The North American Trade Agreement was implemented in 1994 and over time it eliminated most agriculture tariffs and quota restrictions among the three countries.

If President Trump gets his way and NAFTA ends, North Dakota could be impacted the most.

Agriculture is one of three industries that run the state of North Dakota.

"Agriculture is very important to North Dakota...it's the number one industry in the state and most of the people are either directly or indirectly employed through agriculture," said Myron Blumhagen, a farmer.

Most crops grown in the state get exported to other countries around the world, especially those with in the North American Free Trade Agreement.

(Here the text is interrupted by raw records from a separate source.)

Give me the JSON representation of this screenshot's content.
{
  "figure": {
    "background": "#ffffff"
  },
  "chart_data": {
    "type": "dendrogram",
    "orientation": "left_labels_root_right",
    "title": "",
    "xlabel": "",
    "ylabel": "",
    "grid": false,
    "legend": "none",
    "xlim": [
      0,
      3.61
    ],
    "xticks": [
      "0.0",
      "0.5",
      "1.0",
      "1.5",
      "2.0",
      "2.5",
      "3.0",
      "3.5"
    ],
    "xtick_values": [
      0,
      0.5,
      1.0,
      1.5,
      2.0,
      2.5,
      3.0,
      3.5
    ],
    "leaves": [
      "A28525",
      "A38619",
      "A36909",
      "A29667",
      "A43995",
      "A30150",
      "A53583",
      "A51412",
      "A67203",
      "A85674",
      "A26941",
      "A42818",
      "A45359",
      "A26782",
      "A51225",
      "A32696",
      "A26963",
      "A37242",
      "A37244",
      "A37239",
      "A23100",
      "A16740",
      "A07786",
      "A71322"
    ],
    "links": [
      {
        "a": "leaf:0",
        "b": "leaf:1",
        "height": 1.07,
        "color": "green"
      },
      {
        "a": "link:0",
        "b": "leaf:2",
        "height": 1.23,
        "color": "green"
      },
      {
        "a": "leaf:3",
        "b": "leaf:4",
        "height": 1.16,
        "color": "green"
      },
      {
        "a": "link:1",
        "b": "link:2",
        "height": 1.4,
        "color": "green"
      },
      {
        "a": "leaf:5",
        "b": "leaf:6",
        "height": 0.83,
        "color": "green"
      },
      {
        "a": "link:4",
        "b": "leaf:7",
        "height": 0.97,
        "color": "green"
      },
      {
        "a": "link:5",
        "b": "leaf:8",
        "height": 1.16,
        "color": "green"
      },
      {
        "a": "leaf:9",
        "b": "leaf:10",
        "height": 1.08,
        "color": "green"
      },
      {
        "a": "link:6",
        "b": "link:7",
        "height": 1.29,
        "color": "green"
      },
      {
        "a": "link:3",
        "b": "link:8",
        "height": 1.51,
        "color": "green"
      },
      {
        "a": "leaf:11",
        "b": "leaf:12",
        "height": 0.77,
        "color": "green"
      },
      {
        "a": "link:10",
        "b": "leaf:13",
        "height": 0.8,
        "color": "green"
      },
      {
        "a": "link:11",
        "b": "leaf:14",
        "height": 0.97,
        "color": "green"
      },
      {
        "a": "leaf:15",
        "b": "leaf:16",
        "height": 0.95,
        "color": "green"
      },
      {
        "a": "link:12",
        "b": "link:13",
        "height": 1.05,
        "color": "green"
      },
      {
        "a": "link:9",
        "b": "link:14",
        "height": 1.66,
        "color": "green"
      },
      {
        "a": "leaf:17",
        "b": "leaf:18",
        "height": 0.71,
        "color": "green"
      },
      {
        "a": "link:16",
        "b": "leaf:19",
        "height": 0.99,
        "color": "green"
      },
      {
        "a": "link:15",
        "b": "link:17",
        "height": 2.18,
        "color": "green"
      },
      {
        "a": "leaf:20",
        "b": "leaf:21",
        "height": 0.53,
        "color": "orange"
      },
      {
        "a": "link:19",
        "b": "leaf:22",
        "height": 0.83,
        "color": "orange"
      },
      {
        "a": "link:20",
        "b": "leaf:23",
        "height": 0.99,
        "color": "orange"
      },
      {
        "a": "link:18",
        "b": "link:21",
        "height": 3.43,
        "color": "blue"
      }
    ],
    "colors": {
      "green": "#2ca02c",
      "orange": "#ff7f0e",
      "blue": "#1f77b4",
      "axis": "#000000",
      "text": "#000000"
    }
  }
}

"NAFTA and the trade with both Canada and Mexico are critically important for not only all the major grain sectors that we have in the state but also all of the livestock and so very, very critical to supporting prices and kind of the economic health that we have in the state," said Dr. Frayne Olson, Crop economist and marketing specialist for the NDSU Extension Service.

But the Trump Administration is considering pulling out of NAFTA. Olson says if the US were to pull out of the agreement, there would short-term and long-term effects.

"The original shock value would be very tough, it would be a major impact and it would be very negative at least short term to prices. Now the longer term impact is a little fuzzy, a little cloudier to figure out because if we don't have that free trade agreement what's plan B?," said Olson.

Blumhagen says that the US should pull out of the agreement and re-work negotiations.

"NAFTA needs to be fixed the reason Canada is so opposed to the United States pulling out of NAFTA because they've got such a sweet deal that they don't want it re-opened to give the United States the upper hand," said Blumhagen.

There's no decision yet, but if it happens it could create a ripple effect in North Dakota agriculture.

Reports say the Trump Administration doesn't believe that the U.S. is getting a fair deal.

Negotiations will continue among countries.